Ammien Marcellin était Grec d’origine, né probablement à Antioche, de parents inconnus, mais gens de naissance ; car Ammien se donne la qualité d’ingenuus, et dans son livre les nobles sont appelés ingenui. Il servit très-jeune, sous le règne de Constance, dans une cohorte de cavalerie que commandait en Orient un certain Ursicinus, homme de guerre distingué, qu’il vante en plusieurs endroits de son livre. On le voit ensuite entrer dans les protectores domestici, ou gardes du corps de Constance : c’était une milice recherchée. Jovien commença par être le collègue d’Ammien Marcellin : de protecteur domestique il devint primicier de l’école, et de primicier empereur.

Ursicinus fut bientôt envoyé en Gaule pour y faire rentrer sous l’obéissance la colonie des Ubiens, dont s’était emparé un maître de cavalerie d’origine franque, Silvanus. Il emmena avec lui Ammien, qui prit part au succès de la courte campagne dans laquelle Silvanus fut battu et tué. Un nouvel ordre de l’empereur rappela Ursicinus, et l’envoya en Orient. Ammien l’y suivit Des expéditions eurent lieu, dans lesquelles le chef et son compagnon se distinguèrent, ce dernier à la fois comme négociateur et comme soldat. Ammien faillit y être pris par les Perses. Séparé quelque temps de son chef, et assiégé dans la ville d’Amida, qui fut prise malgré une vigoureuse défense, il parvint à s’échapper ; et, après diverses aventures, il finit par rejoindre Ursicinus à Antioche.

Une disgrâce de palais paya Ursicinus de ses services, en le condamnant à l’oisiveté de la vie privée. Ammien garda son poste de protecteur domestique, et l’on ne sait si ce fut en cette qualité ou avec un grade supérieur qu’il fit la guerre en Perse avec l’empereur Julien.

Sous le règne de Valentinien et de Valens, il renonça au métier des armes, et se retira à Antioche. Des vexations qu’il eut à souffrir de la part des gens de loi l’en chassèrent ; il dit adieu à l’Orient et à sa patrie, et vint à Rome, Valens étant encore vivant.
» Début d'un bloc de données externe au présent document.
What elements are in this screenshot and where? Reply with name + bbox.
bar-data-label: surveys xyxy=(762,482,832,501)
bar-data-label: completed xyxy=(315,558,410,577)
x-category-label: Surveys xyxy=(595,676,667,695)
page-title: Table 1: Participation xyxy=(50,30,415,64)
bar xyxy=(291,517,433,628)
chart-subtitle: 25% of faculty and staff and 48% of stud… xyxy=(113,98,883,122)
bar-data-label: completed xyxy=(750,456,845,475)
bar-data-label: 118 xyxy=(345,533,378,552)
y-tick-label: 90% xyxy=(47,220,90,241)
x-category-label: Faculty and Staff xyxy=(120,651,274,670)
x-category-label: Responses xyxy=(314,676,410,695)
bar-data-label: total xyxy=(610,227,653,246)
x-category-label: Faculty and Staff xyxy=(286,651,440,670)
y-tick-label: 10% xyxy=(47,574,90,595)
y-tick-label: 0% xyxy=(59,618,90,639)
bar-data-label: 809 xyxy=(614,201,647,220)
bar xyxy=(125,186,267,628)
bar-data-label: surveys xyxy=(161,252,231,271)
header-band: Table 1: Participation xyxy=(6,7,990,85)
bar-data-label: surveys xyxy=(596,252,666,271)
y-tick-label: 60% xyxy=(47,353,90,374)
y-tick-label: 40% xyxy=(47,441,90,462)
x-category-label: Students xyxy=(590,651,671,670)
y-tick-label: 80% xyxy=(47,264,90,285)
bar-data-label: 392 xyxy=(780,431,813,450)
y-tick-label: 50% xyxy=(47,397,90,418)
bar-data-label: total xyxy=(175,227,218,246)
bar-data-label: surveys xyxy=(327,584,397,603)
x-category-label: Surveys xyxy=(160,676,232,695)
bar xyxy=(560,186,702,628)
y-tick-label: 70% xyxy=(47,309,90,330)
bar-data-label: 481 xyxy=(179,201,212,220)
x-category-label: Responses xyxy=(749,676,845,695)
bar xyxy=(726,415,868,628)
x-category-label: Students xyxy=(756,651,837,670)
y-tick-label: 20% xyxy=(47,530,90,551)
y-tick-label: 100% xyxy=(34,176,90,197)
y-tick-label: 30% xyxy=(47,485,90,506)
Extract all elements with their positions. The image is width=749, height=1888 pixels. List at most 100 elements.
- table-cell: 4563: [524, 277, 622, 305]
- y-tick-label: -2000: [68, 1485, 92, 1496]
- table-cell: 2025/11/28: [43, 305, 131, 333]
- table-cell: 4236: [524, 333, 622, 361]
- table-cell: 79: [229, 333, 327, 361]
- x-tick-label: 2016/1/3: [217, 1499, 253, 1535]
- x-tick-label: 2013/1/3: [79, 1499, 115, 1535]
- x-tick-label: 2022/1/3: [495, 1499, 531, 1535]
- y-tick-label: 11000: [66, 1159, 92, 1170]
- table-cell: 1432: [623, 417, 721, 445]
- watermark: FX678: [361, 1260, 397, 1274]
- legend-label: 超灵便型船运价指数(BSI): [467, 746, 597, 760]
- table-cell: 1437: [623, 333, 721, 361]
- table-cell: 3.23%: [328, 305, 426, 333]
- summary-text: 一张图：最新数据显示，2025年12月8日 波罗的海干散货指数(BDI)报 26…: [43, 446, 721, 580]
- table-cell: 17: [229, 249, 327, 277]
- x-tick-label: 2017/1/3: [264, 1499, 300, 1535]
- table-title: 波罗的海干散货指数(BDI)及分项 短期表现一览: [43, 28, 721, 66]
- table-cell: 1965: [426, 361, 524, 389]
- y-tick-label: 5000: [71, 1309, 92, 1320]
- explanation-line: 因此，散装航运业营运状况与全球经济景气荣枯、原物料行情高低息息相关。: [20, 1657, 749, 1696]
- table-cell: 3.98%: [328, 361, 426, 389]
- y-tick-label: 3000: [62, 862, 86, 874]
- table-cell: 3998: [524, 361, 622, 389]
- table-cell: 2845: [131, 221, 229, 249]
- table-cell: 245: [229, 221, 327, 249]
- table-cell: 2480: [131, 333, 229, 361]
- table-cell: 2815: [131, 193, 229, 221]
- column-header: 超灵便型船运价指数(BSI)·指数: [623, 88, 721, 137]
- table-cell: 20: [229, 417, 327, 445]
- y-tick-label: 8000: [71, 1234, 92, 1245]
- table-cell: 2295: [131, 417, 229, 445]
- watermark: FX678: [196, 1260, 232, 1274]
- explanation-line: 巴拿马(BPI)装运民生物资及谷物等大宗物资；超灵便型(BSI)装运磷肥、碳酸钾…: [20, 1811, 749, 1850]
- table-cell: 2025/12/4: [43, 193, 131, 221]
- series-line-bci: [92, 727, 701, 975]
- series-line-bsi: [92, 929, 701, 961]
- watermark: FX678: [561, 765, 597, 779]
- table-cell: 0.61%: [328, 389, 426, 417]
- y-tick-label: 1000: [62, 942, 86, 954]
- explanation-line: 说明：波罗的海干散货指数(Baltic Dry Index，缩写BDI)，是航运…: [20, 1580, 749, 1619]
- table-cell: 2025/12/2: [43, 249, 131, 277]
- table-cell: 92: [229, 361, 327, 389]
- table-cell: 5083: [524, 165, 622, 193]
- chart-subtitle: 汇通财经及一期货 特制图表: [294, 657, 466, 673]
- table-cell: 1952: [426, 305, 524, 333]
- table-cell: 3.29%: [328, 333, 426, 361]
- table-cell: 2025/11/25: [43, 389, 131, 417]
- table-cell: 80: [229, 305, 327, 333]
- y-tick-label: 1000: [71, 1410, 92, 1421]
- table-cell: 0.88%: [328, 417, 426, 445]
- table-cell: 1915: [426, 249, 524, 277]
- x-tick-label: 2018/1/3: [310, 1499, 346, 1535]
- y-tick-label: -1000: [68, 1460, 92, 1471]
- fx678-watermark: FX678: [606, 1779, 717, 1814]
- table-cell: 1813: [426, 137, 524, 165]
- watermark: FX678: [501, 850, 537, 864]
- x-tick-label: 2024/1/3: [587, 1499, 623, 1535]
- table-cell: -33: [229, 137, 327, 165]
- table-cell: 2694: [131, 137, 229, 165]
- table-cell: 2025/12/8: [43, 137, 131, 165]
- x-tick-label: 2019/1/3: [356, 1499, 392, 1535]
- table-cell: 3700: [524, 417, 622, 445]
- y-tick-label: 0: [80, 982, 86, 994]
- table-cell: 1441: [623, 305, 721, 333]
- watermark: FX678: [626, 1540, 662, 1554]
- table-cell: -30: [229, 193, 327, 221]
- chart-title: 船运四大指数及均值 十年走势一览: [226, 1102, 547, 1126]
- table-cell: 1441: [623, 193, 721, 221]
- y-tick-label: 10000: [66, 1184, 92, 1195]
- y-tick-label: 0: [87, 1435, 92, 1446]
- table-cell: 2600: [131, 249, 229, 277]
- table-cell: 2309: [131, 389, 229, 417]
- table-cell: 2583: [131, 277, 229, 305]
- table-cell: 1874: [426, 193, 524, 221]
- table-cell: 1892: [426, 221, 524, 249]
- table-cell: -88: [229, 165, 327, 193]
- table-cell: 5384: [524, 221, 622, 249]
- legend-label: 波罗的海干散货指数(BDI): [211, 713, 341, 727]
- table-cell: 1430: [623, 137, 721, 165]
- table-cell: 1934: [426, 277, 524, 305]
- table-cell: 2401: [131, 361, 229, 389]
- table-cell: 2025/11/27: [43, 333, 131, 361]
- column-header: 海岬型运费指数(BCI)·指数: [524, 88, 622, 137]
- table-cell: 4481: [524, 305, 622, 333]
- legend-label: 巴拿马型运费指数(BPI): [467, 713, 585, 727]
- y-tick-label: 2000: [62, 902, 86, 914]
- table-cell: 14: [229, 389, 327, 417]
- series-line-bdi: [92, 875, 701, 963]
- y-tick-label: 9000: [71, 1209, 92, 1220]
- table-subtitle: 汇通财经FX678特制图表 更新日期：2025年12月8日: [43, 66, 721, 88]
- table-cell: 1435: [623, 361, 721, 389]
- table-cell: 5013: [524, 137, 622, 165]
Il s’y fit beaucoup d’amis parmi les personnages de marque ; et désormais tout entier aux lettres, les yeux fixés sur les écrits de Caton le Censeur, de César, de Salluste et de Cicéron, il entreprit d’écrire l’histoire de Rome depuis le règne de Nerva jusqu’à la mort de Valens. On ignore vers quelle époque mourut Ammien.

Son ouvrage ne nous est parvenu que mutilé. Des trente et un livres dont il se composait, treize ont péri. Toute cette histoire embrassait une période de près de trois siècles, de l’an 96 à l’an 378. Ce qui nous est resté ne contient que les événements de vingt-cinq années, de 353 à 378. Le quatorzième livre commence à la dix-septième année du règne de Constance ; le trente et unième finit à la mort de Valens, dans sa guerre contre les Goths.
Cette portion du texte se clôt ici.